Pemerintah Hindia Belanda ternyata kemudian melebarkan kategori "layak Digoel" pada semua aktivis politik yang berpikiran radikal. Seorang aktivis bisa saja dibuang ke Digoel hanya oleh rekomendasi polisi rahasia dan residen. Gubernur Jenderal Hindia Belanda cuma mengesahkannya. Dalam kasus ini, Hatta diasingkan dengan tuduhan "ketika tinggal di Belanda sampai 1931 ia memimpin Perhimpunan Indonesia yang bertujuan untuk melakukan tindakan revolusioner melawan pemerintahan di sana." Hatta berangkat dari penjara Glodok pada Minggu pertama Januari. Ia berangkat dengan enam pengurus PNI Baru lainnya: Sjahrir, Bondan, Burhanuddin, Maskun, Suka Sumitro, dan Murwoto. Mereka menaiki kapal Melchior Treub menuju Makassar. Bondan dalam buku Pribadinya dalam Kenangan (UI Press-Sinar Harapan, 1980, disunting oleh Meutia Farida Swasono) mengatakan meski Hatta dan Sjahrir diberi tempat di kelas dua, namun sehari-hari mereka selalu berkumpul dengan teman-temannya di geladak.
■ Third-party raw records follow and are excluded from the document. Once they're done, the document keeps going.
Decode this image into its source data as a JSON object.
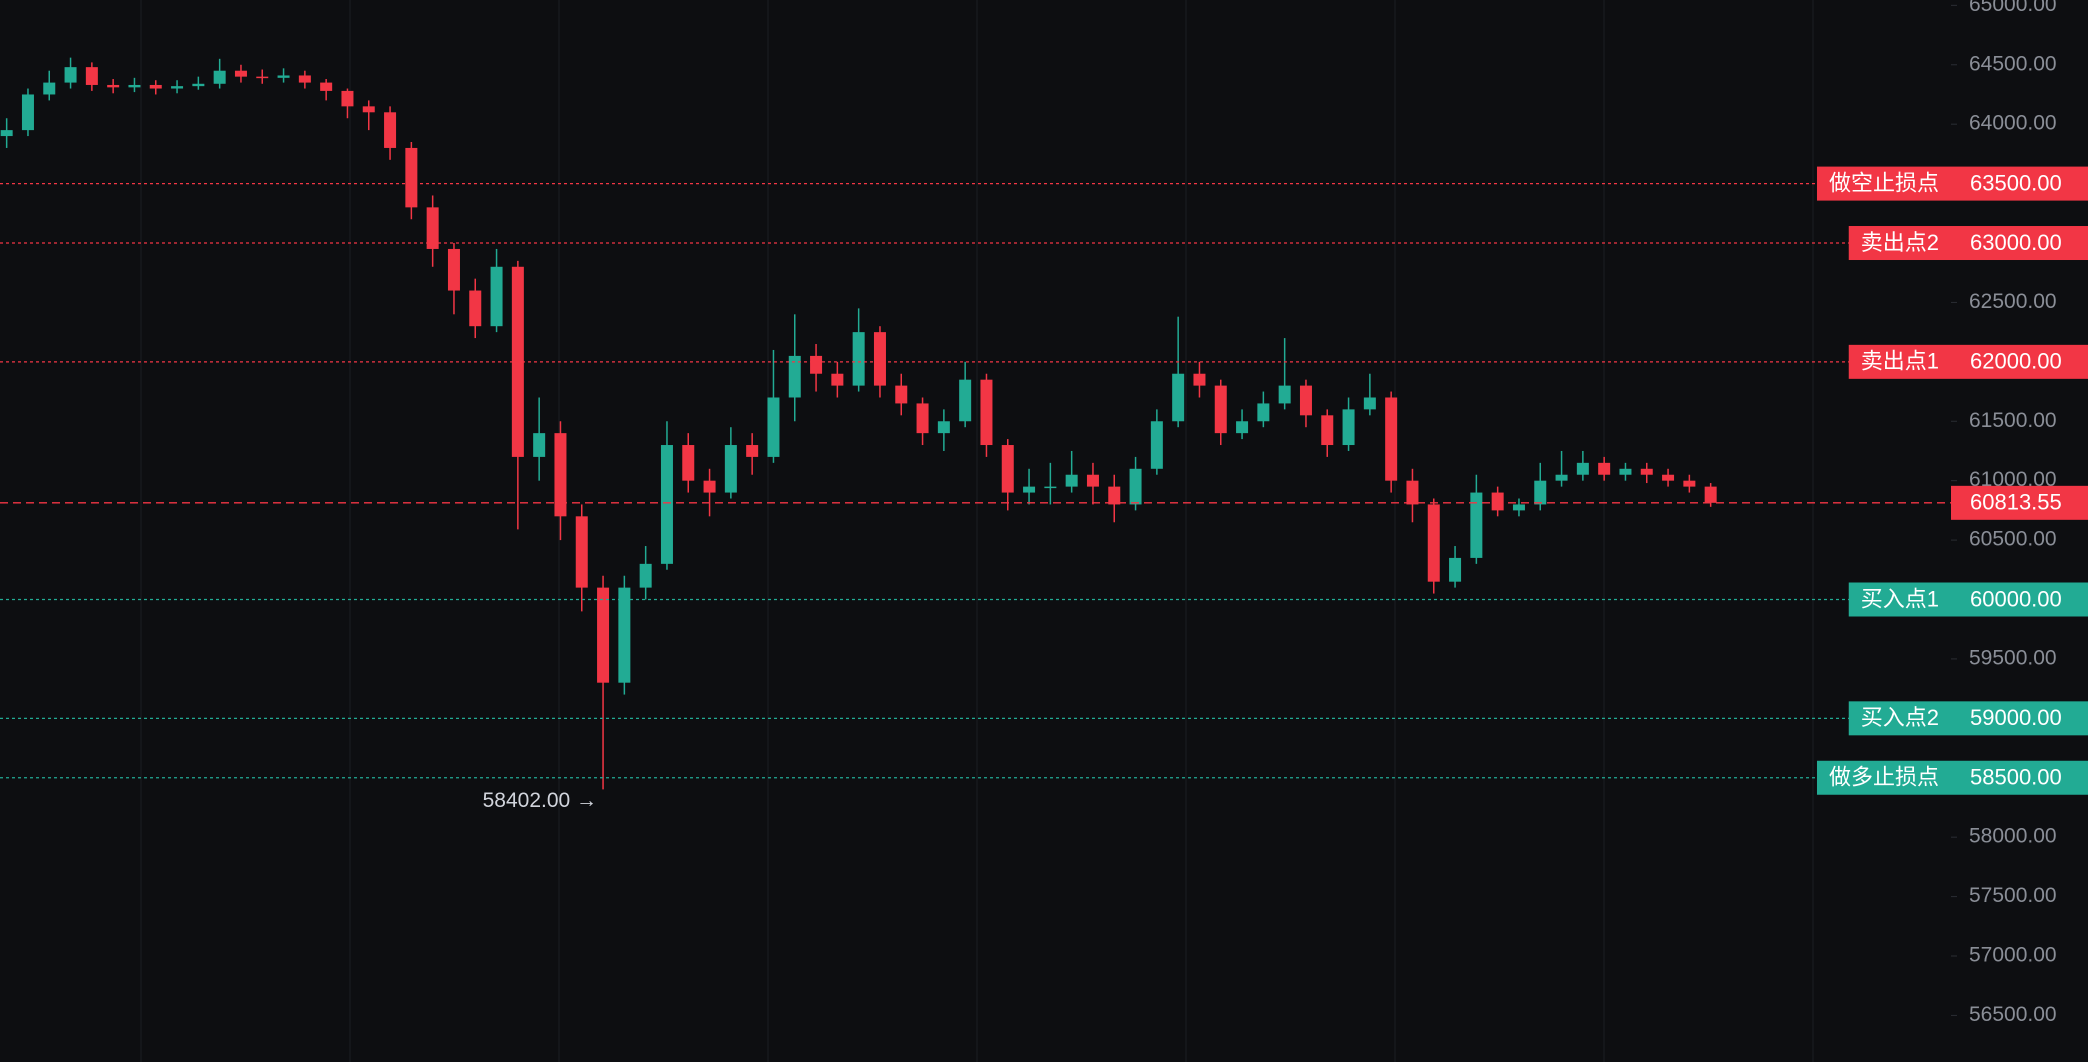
{
  "chart_data": {
    "type": "candlestick",
    "up_color": "#22ab94",
    "down_color": "#f23645",
    "ylim": [
      56108,
      65045
    ],
    "yticks": [
      {
        "value": 65000,
        "label": "65000.00"
      },
      {
        "value": 64500,
        "label": "64500.00"
      },
      {
        "value": 64000,
        "label": "64000.00"
      },
      {
        "value": 63500,
        "label": "63500.00"
      },
      {
        "value": 63000,
        "label": "63000.00"
      },
      {
        "value": 62500,
        "label": "62500.00"
      },
      {
        "value": 62000,
        "label": "62000.00"
      },
      {
        "value": 61500,
        "label": "61500.00"
      },
      {
        "value": 61000,
        "label": "61000.00"
      },
      {
        "value": 60500,
        "label": "60500.00"
      },
      {
        "value": 60000,
        "label": "60000.00"
      },
      {
        "value": 59500,
        "label": "59500.00"
      },
      {
        "value": 59000,
        "label": "59000.00"
      },
      {
        "value": 58500,
        "label": "58500.00"
      },
      {
        "value": 58000,
        "label": "58000.00"
      },
      {
        "value": 57500,
        "label": "57500.00"
      },
      {
        "value": 57000,
        "label": "57000.00"
      },
      {
        "value": 56500,
        "label": "56500.00"
      }
    ],
    "open": [
      63900,
      63950,
      64250,
      64350,
      64480,
      64330,
      64310,
      64330,
      64300,
      64320,
      64340,
      64450,
      64400,
      64390,
      64410,
      64350,
      64280,
      64150,
      64100,
      63800,
      63300,
      62950,
      62600,
      62300,
      62800,
      61200,
      61400,
      60700,
      60100,
      59300,
      60100,
      60300,
      61300,
      61000,
      60900,
      61300,
      61200,
      61700,
      62050,
      61900,
      61800,
      62250,
      61800,
      61650,
      61400,
      61500,
      61850,
      61300,
      60900,
      60950,
      60950,
      61050,
      60950,
      60800,
      61100,
      61500,
      61900,
      61800,
      61400,
      61500,
      61650,
      61800,
      61550,
      61300,
      61600,
      61700,
      61000,
      60800,
      60150,
      60350,
      60900,
      60750,
      60800,
      61000,
      61050,
      61150,
      61050,
      61100,
      61050,
      61000,
      60950
    ],
    "high": [
      64050,
      64300,
      64450,
      64560,
      64520,
      64380,
      64390,
      64370,
      64370,
      64400,
      64550,
      64500,
      64460,
      64470,
      64450,
      64380,
      64300,
      64200,
      64150,
      63850,
      63400,
      63000,
      62700,
      62950,
      62850,
      61700,
      61500,
      60800,
      60200,
      60200,
      60450,
      61500,
      61400,
      61100,
      61450,
      61400,
      62100,
      62400,
      62150,
      62000,
      62450,
      62300,
      61900,
      61700,
      61600,
      62000,
      61900,
      61350,
      61100,
      61150,
      61250,
      61150,
      61050,
      61200,
      61600,
      62380,
      62000,
      61850,
      61600,
      61750,
      62200,
      61850,
      61600,
      61700,
      61900,
      61750,
      61100,
      60850,
      60450,
      61050,
      60950,
      60850,
      61150,
      61250,
      61250,
      61200,
      61150,
      61150,
      61100,
      61050,
      60980
    ],
    "low": [
      63800,
      63900,
      64200,
      64300,
      64280,
      64260,
      64270,
      64250,
      64260,
      64290,
      64300,
      64350,
      64340,
      64350,
      64300,
      64200,
      64050,
      63950,
      63700,
      63200,
      62800,
      62400,
      62200,
      62250,
      60590,
      61000,
      60500,
      59900,
      58402,
      59200,
      60000,
      60250,
      60900,
      60700,
      60850,
      61050,
      61150,
      61500,
      61750,
      61700,
      61750,
      61700,
      61550,
      61300,
      61250,
      61450,
      61200,
      60750,
      60800,
      60800,
      60900,
      60800,
      60650,
      60750,
      61050,
      61450,
      61700,
      61300,
      61350,
      61450,
      61600,
      61450,
      61200,
      61250,
      61550,
      60900,
      60650,
      60050,
      60100,
      60300,
      60700,
      60700,
      60750,
      60950,
      61000,
      61000,
      61000,
      60980,
      60950,
      60900,
      60780
    ],
    "close": [
      63950,
      64250,
      64350,
      64480,
      64330,
      64310,
      64330,
      64300,
      64320,
      64340,
      64450,
      64400,
      64390,
      64410,
      64350,
      64280,
      64150,
      64100,
      63800,
      63300,
      62950,
      62600,
      62300,
      62800,
      61200,
      61400,
      60700,
      60100,
      59300,
      60100,
      60300,
      61300,
      61000,
      60900,
      61300,
      61200,
      61700,
      62050,
      61900,
      61800,
      62250,
      61800,
      61650,
      61400,
      61500,
      61850,
      61300,
      60900,
      60950,
      60950,
      61050,
      60950,
      60800,
      61100,
      61500,
      61900,
      61800,
      61400,
      61500,
      61650,
      61800,
      61550,
      61300,
      61600,
      61700,
      61000,
      60800,
      60150,
      60350,
      60900,
      60750,
      60800,
      61000,
      61050,
      61150,
      61050,
      61100,
      61050,
      61000,
      60950,
      60813.55
    ],
    "levels": [
      {
        "value": 63500,
        "label": "做空止损点",
        "value_label": "63500.00",
        "color": "#f23645"
      },
      {
        "value": 63000,
        "label": "卖出点2",
        "value_label": "63000.00",
        "color": "#f23645"
      },
      {
        "value": 62000,
        "label": "卖出点1",
        "value_label": "62000.00",
        "color": "#f23645"
      },
      {
        "value": 60000,
        "label": "买入点1",
        "value_label": "60000.00",
        "color": "#22ab94"
      },
      {
        "value": 59000,
        "label": "买入点2",
        "value_label": "59000.00",
        "color": "#22ab94"
      },
      {
        "value": 58500,
        "label": "做多止损点",
        "value_label": "58500.00",
        "color": "#22ab94"
      }
    ],
    "last_price": {
      "value": 60813.55,
      "label": "60813.55",
      "color": "#f23645"
    },
    "min_label": "58402.00 →"
  }
}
Sewaktu kapal singgah di Surabaya, Hatta ditemui Saerun, redaktur kepala surat kabar Pemandangan yang naik ke kapal atas izin dari pembesar kapal. Saerun meminta Hatta menulis sebulan dua kali selama dalam masa pengasingan dengan honor 5 gulden per kolom. "Aku merasa lega menerima tawaran itu karena sudah ada jaminan hidup bagiku," tulis Hatta dalam Memoir (1979). Seminggu ditahan di Makassar, Hatta kemudian melanjutkan perjalanan dengan kapal Van Der Wijck yang berukuran lebih kecil ke Ambon. Di Ambon ia kembali dibui seminggu. Lalu dari Ambon menuju Digoel, ia berpindah kapal yang kian mengecil, bernama Albatros. Kapal itu diberi juluk "Kapal Putih" karena warnanya yang putih. Berbeda dengan orang-orang buangan yang lain, Hatta ke Digoel membawa buku sebanyak 16 peti. Begitu sampai di Digoel buku itu diangkut oleh orang Kaya-Kaya, penduduk asli Digoel yang sudah bekerja sama dengan para tahanan menuju rumah Hatta yang disediakan. "Sesaat sampai di rumahnya, saya bertanya, apakah Bung Hatta mau buka toko buku? Beliau hanya menjawab dengan tersenyum," tutur Bondan.

Dengan buku itulah kemudian Hatta "buka praktek", memberi kursus falsafah, ekonomi dan sejarah. Sedangkan untuk politik dan sastra diajar oleh Sjahrir. Bondan ingat, ia pernah diajar tentang filsafat Yunani dengan membaca buku Alam Pikiran Yunani. Hatta juga meminjamkan buku-bukunya pada siapa saja yang memerlukan. "Tapi kalau meminjam bukunya, kita tidak boleh mengotorinya sedikit pun. Ia akan marah," kata Bondan.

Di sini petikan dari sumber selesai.